Goûter le présent, même s'il est pauvre en joies et en plaisirs. "Il faut vivre il faut travailler et seulement travailler", comme le dit Irina dans "Les trois sœurs" de Tchekhov.
Seulement travailler ? Peut-être pas, en ce qui me concerne. Marcher aussi, faire de l'exercice, traîner, rêver, vivre intensément chaque instant qui vient dans la mesure de mes moyens et du périmètre autorisé.
Nous ne connaîtrons désormais plus de temps sans tourment ni menace.
Que faire ?
Tout prend désormais un
caractère d'urgence.
Je réalise que je dois saisir toutes les occasions
de m'exprimer, de manifester que je suis vivant.
Une photo, un collage,
quelques mots. De toute façon je ne suis bon qu'à ça.
Cela fait si longtemps que j'ai peur.
Mais il y a ce problème. Pourquoi
suis-je incapable d'être plus fantasque lorsque j'écris ? Pour quelle raison
suis-je à ce point entravé avec les mots ? Pourquoi m'est-il donc si
difficile de m'accorder au langage autant que de m'en affranchir ?
Lorsque j'écris je ne suis jamais au bon endroit. Je ne parviens jamais à faire le
point. Parfois j'ai l'impression de me répandre. De ne
parler que de moi. Alors je m'en veux. Si je tente d'être objectif, mon
objectivité peut paraître sombre, pessimiste. J'essaie d'être factuel
parfois, mais c'est souvent chiant. De temps en temps je m'efforce de
prendre du recul, de la distance. D'analyser la situation. Je peux même
m'arriver d'écrire des choses pertinentes.
Et après ? What´s the use ?
Pourtant la connerie je la flaire bien, et de loin. Elle m'insupporte.
Mais à quoi bon la dénoncer, elle se répand dans un monde où de toute
façon je ne serai bientôt plus.
Parfois j'ai l'innocence et l'étonnement
du rêveur égaré dans un songe. C'est là ma vraie nature. Je n'ai jamais
bien compris la réalité. Elle m'est toujours apparue aussi énigmatique
que confuse.
Mais il m'arrive aussi d'avoir le regard de
celui qui à cinq avait déjà vu à quoi ressemble un type mort et mutilé dans un fossé.
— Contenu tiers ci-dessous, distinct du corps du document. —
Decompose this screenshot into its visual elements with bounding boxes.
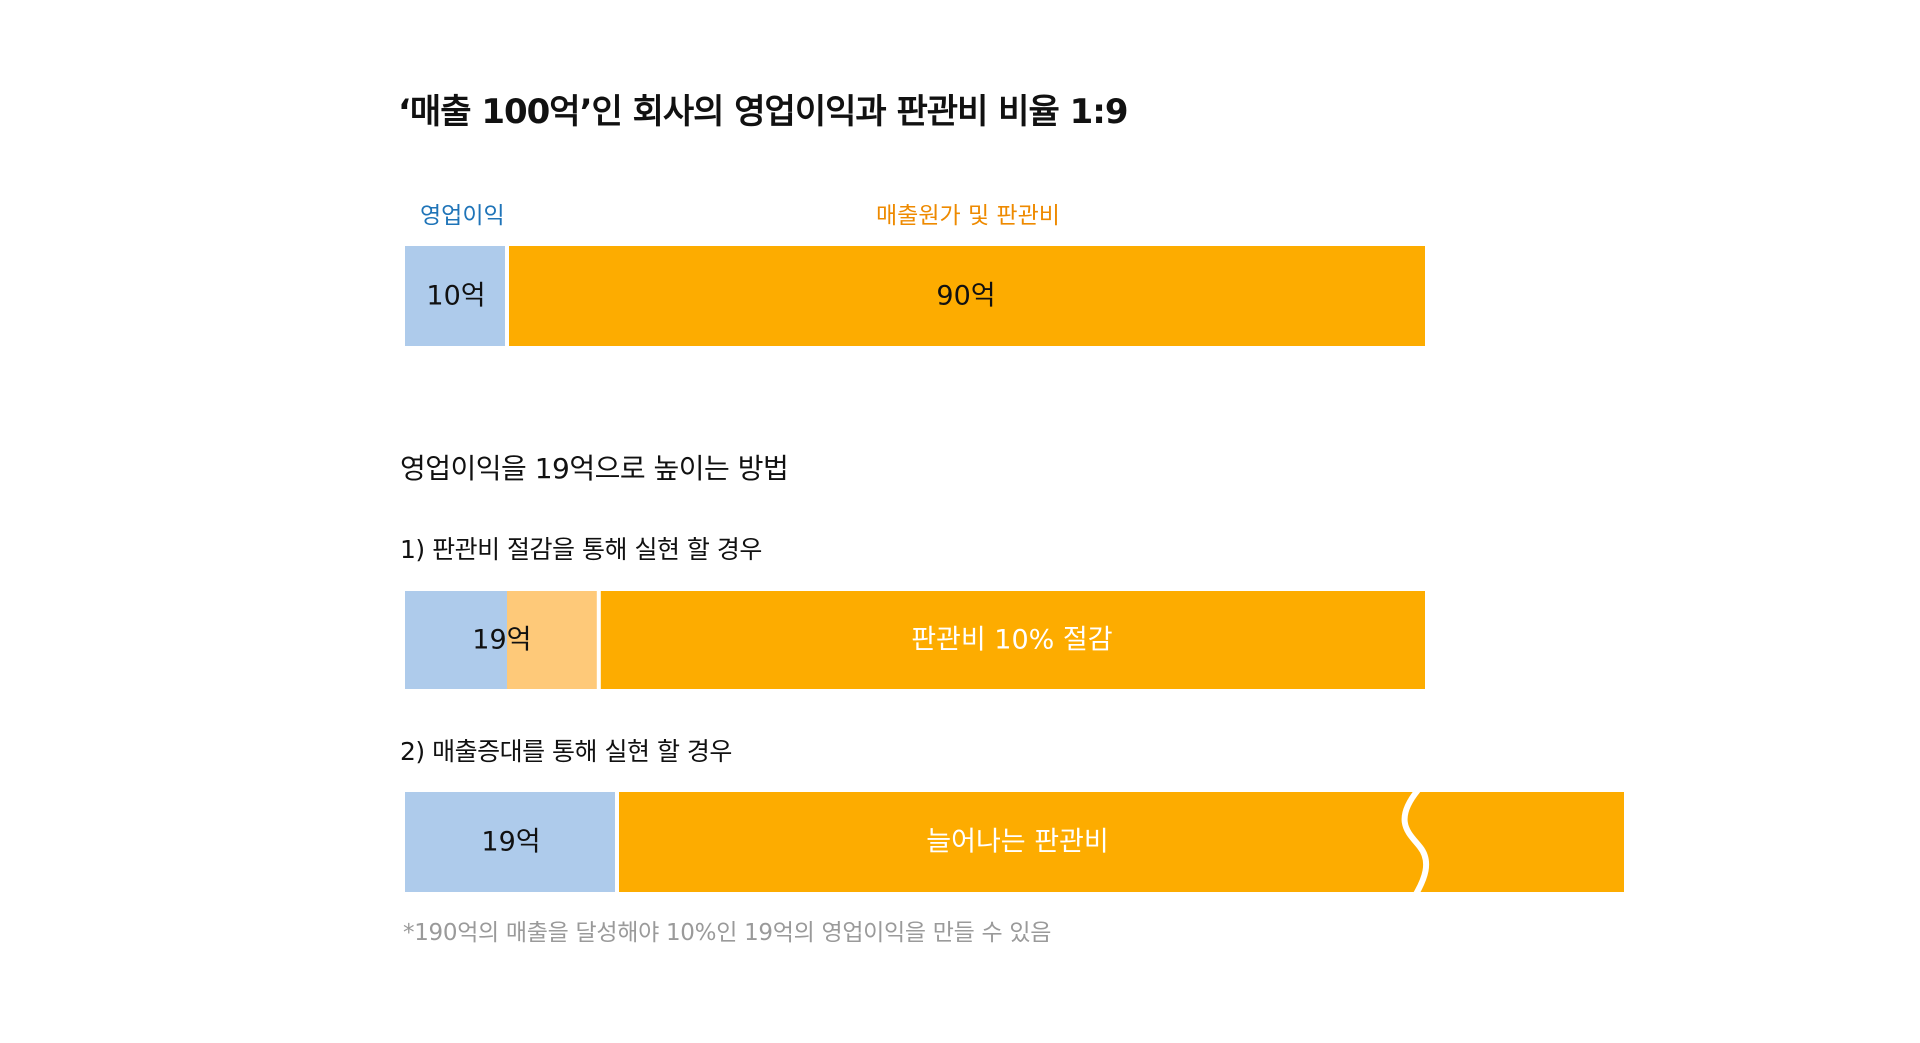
case2-title: 2) 매출증대를 통해 실현 할 경우 [400, 737, 732, 766]
method-title: 영업이익을 19억으로 높이는 방법 [400, 452, 789, 485]
bar1-label-cost: 90억 [936, 281, 995, 312]
bar2-segment-operating-profit [405, 591, 507, 689]
bar2-segment-saved-cost [507, 591, 599, 689]
bar3-segment-operating-profit [405, 792, 617, 892]
bar1-label-operating-profit: 10억 [426, 281, 485, 312]
bar2-label-cost: 판관비 10% 절감 [911, 625, 1112, 656]
chart-title: ‘매출 100억’인 회사의 영업이익과 판관비 비율 1:9 [398, 92, 1128, 132]
bar1-segment-operating-profit [405, 246, 507, 346]
footnote: *190억의 매출을 달성해야 10%인 19억의 영업이익을 만들 수 있음 [403, 920, 1052, 946]
bar3-label-operating-profit: 19억 [481, 827, 540, 858]
bar2-segment-cost [598, 591, 1425, 689]
legend-operating-profit: 영업이익 [420, 203, 505, 229]
bar3-label-cost: 늘어나는 판관비 [926, 827, 1108, 858]
legend-cost: 매출원가 및 판관비 [876, 203, 1060, 229]
bar3-segment-cost [617, 792, 1624, 892]
bar1-segment-cost [507, 246, 1425, 346]
bar3-axis-break [1401, 788, 1430, 896]
bar2-label-operating-profit: 19억 [472, 625, 531, 656]
case1-title: 1) 판관비 절감을 통해 실현 할 경우 [400, 535, 762, 564]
Et qui se souvient de l'odeur.
Et qui sait depuis longtemps que les mouches aiment se promener sur les plaies.
Et j'ai
alors l'impression d'avoir cent ans.
A l'époque cela m'avait paru sidérant
énigmatique effrayant et presque irréel. Mais ce que je trouvais alors
vraiment bien plus triste c'était la fin du film "Crin Blanc",
lorsqu'il galope vers la mer. Rien que d'y repenser ça me noue la
gorge. Ce film racontait l'histoire d'amour entre un enfant prénommé
Folco et un cheval ; une histoire sans mot une histoire d'instinct. Une
histoire qui pourtant finissait mal : pour échapper au gardians qui le
poursuivaient Crin-blanc s'enfonçait dans les eaux du delta avec l'enfant
accroché à son dos. Je me souviens, ce film était projeté sous une de
ces vastes tentes de l'armée à la batterie de Djelfa. Peut-être avais-je
besoin de rendre cette fiction plus forte que la réalité dans laquelle
j'étais immergé pour en conjurer ou refouler l'effroi qu'elle suscitait.
Mais je me perds en digressions. J'ai de la fuite dans les idées.
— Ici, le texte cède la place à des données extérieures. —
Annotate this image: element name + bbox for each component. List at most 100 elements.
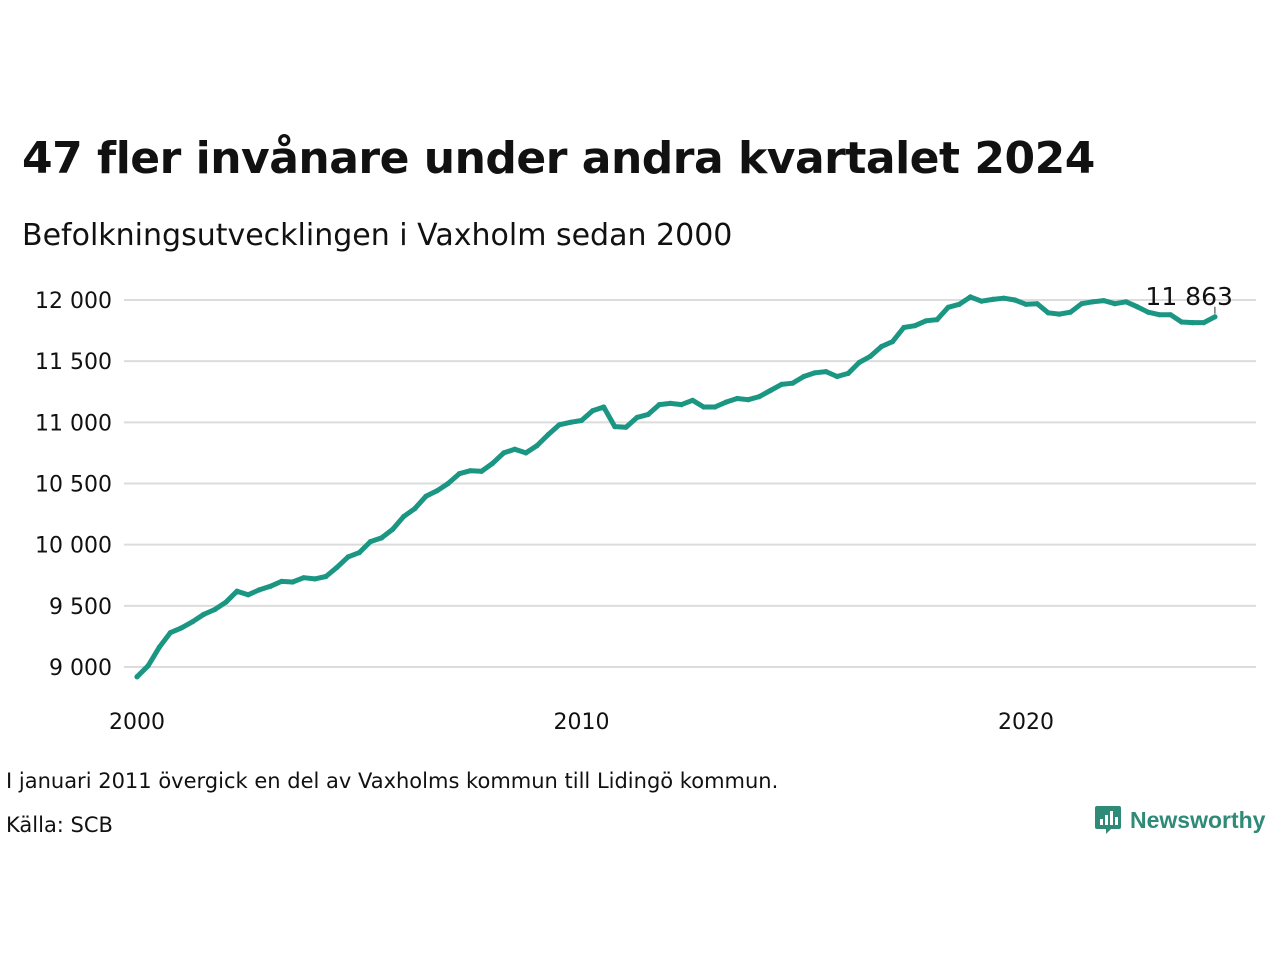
data-point bbox=[345, 554, 351, 560]
data-point bbox=[712, 404, 718, 410]
data-point bbox=[867, 353, 874, 359]
data-point bbox=[778, 381, 785, 387]
data-point bbox=[145, 663, 151, 669]
data-point bbox=[445, 480, 451, 487]
y-tick-label: 11 000 bbox=[35, 411, 112, 436]
data-point bbox=[1001, 295, 1007, 301]
data-point bbox=[367, 539, 373, 545]
x-tick-label: 2020 bbox=[998, 710, 1054, 735]
data-point bbox=[1156, 312, 1162, 318]
data-point bbox=[923, 318, 929, 324]
data-point bbox=[823, 369, 829, 375]
y-tick-label: 10 500 bbox=[35, 473, 112, 498]
data-point bbox=[667, 400, 674, 406]
chart-title: 47 fler invånare under andra kvartalet 2… bbox=[22, 133, 1095, 184]
data-point bbox=[556, 422, 562, 428]
population-line bbox=[134, 294, 1218, 680]
y-tick-label: 10 000 bbox=[35, 534, 112, 559]
y-tick-label: 9 000 bbox=[49, 656, 112, 681]
data-point bbox=[1212, 314, 1218, 320]
data-point bbox=[423, 493, 429, 499]
newsworthy-logo[interactable]: Newsworthy bbox=[1094, 804, 1265, 836]
data-point bbox=[623, 424, 629, 430]
data-point bbox=[578, 417, 585, 424]
data-point bbox=[401, 513, 407, 520]
data-point bbox=[745, 397, 751, 403]
data-point bbox=[967, 294, 974, 300]
x-axis-tick-labels: 2000 2010 2020 bbox=[109, 710, 1054, 735]
data-point bbox=[467, 468, 473, 474]
data-point bbox=[334, 564, 340, 570]
data-point bbox=[1179, 319, 1185, 325]
data-point bbox=[756, 394, 762, 400]
data-point bbox=[645, 411, 651, 417]
data-point bbox=[290, 579, 296, 585]
data-point bbox=[590, 408, 596, 414]
data-point bbox=[323, 573, 329, 580]
y-tick-label: 11 500 bbox=[35, 350, 112, 375]
data-point bbox=[1056, 311, 1062, 317]
data-point bbox=[790, 380, 796, 386]
data-point bbox=[801, 373, 807, 380]
population-series bbox=[134, 294, 1218, 680]
line-chart: 9 000 9 500 10 000 10 500 11 000 11 500 12 000… bbox=[35, 282, 1256, 735]
data-point bbox=[956, 301, 962, 307]
data-point bbox=[134, 674, 140, 680]
data-point bbox=[1145, 309, 1151, 315]
end-value-label: 11 863 bbox=[1145, 282, 1232, 311]
data-point bbox=[601, 404, 607, 410]
data-point bbox=[978, 298, 985, 304]
data-point bbox=[301, 575, 307, 581]
data-point bbox=[534, 443, 540, 449]
data-point bbox=[1045, 310, 1051, 316]
data-point bbox=[1101, 298, 1107, 304]
data-point bbox=[523, 450, 529, 456]
chart-subtitle: Befolkningsutvecklingen i Vaxholm sedan … bbox=[22, 218, 733, 253]
data-point bbox=[723, 399, 729, 405]
data-point bbox=[1167, 312, 1174, 318]
data-point bbox=[201, 611, 207, 618]
data-point bbox=[512, 446, 518, 452]
data-point bbox=[434, 488, 440, 494]
data-point bbox=[634, 414, 640, 420]
data-point bbox=[701, 404, 707, 410]
data-point bbox=[945, 304, 951, 310]
data-point bbox=[934, 317, 940, 323]
data-point bbox=[156, 644, 162, 651]
data-point bbox=[312, 576, 318, 582]
data-point bbox=[1067, 309, 1074, 315]
data-point bbox=[1134, 304, 1140, 310]
data-point bbox=[390, 526, 396, 533]
data-point bbox=[212, 606, 218, 613]
data-point bbox=[1012, 297, 1018, 303]
data-point bbox=[356, 550, 362, 556]
data-point bbox=[478, 468, 485, 474]
brand-name: Newsworthy bbox=[1130, 806, 1266, 833]
data-point bbox=[990, 296, 996, 302]
data-point bbox=[178, 625, 184, 631]
data-point bbox=[890, 339, 896, 345]
data-point bbox=[245, 592, 251, 598]
data-point bbox=[1034, 301, 1040, 307]
y-tick-label: 12 000 bbox=[35, 289, 112, 314]
data-point bbox=[845, 370, 851, 376]
data-point bbox=[378, 535, 385, 541]
data-point bbox=[1112, 301, 1118, 307]
data-point bbox=[267, 583, 273, 589]
data-point bbox=[1079, 301, 1085, 307]
data-point bbox=[1123, 299, 1129, 305]
newsworthy-logo-icon bbox=[1095, 806, 1121, 834]
data-point bbox=[656, 402, 662, 408]
data-point bbox=[1201, 320, 1207, 326]
data-point bbox=[223, 599, 229, 605]
data-point bbox=[234, 588, 240, 594]
data-point bbox=[912, 323, 918, 329]
data-point bbox=[1023, 301, 1029, 307]
data-point bbox=[567, 419, 574, 425]
data-point bbox=[734, 395, 740, 402]
data-point bbox=[278, 578, 285, 585]
data-point bbox=[690, 397, 696, 403]
x-tick-label: 2000 bbox=[109, 710, 165, 735]
data-point bbox=[1190, 320, 1196, 326]
data-point bbox=[256, 587, 262, 593]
Je voulais juste raconter que l'été dernier, à Bordeaux, lors de ce qui ne fut qu'une parenthèse entre deux confinements, à cet endroit sous ce ciel, alors que je me promenais au jardin public, léger, heureux d'être dans cette ville qui me ramène à quelques souvenirs d'enfance, j'ai songé que je refoulais trop ma fantaisie. Celle dont je sais si bien user, en certaines circonstances, lorsque je fais l'acteur par exemple. Celle qui surgit parfois avec mes clandestins, quand je ne réfléchis pas. Oui au pied de ces grands arbres, enfin plutôt de ces grandes herbes, puisque les palmiers sont des monocotylédones, je me suis fait une promesse que je n'ai toujours pas tenue.